John "sees" Rome's monstrous spirit. He sees the Domination System and then names it as "Beast."

Perhaps the most powerful quote in this book for me, however, comes when Wink is discussing the "priestly propaganda machine of Empire." I'll refrain from editorializing except to note that this book was published twenty-five years ago, before 9/11 and before we were trying to "make America great again." Here is what he writes:
...the Beast knows that the public is fickle, that opinion swings wildly in response to the slightest shift in the world scene...ethnic feeling is not enough. Patriotism is not enough. What is needed is worship of the state...Nationalism is not, in its essence, a political phenomenon; it is a religious one...propaganda is not merely deception, then. It is the manufacturing of idolatry. It is not enough that people be misinformed about the nature of the System, for powerful disconfirming truths could easily slip in to shatter such illusions. But if you can cause people to worship the Beast, you have created a public immune to truth. As studies of cognitive dissonance show, worshipers do not surrender their beliefs in the presence of disconfirming facts. They simply adjust their beliefs to neutralize the facts. (The emphasis is Wink's, not mine!)
This is huge! Let me reiterate that if I am reading Wink correctly, we make a big mistake if we try to associate any one person with "the Beast." People are not Domination Systems. They may serve them to greater or lesser extents and be used by them in greater and lesser extents, but even Hitler is not the Beast in this reading, even if a very bad man. Rather, the Domination System that colluded in making it possible for Hitler is what Wink is trying to unpack: namely the kind of nationalism that seeks to usurp the place of God and demand our worship. When that happens, it seems to me that you don't change people's minds with information - which is precisely the point Wink makes here. Transformation comes through seeing what has been previously made invisible to our eyes. This is all really important as I am getting ready for a close reading of the Book of Revelation. It's also really important in clarifying the work of the Church in our time, which is not about giving people more "data" which will be neutralized by their previously held beliefs and idolatry, but rather to help them to see the Beast for what it really is.

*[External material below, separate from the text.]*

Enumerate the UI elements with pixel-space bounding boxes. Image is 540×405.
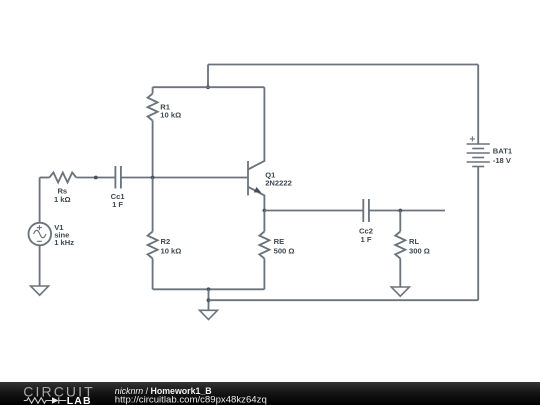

Maybe that's enough for today. Maybe like Wink (who made his three-volume series into a four-volume series) I'll need a fourth post on this third volume of the series because, I've mostly been focused here on discernment and not yet on resistance.

But there is one further point worth making, and pondering. There is a lot of talk out there these days about resistance. When I told people I wanted, in my Sabbatical, to focus on a Church that is learning to practice resistance, I think people got what I was saying and most were excited with, and for me. But what I'm beginning to get some clarity about is that without discernment, resistance is a futile and even dangerous endeavor. If we skip the crucial steps of Naming and Unmasking the Powers and then discerning/seeing what is really happening and go right to Resistance, we run the (high) risk of becoming what we hate and/or fear. In fact Wink raises this very question as a question that runs through the book: "how can we oppose evil without creating new evils and being made evil ourselves?" (page 3) I'll simply add that King wrestled with this question as an ethicist trained at Boston University School of Theology, and chose non-violence for a reason.

And I think I'll stop there for today.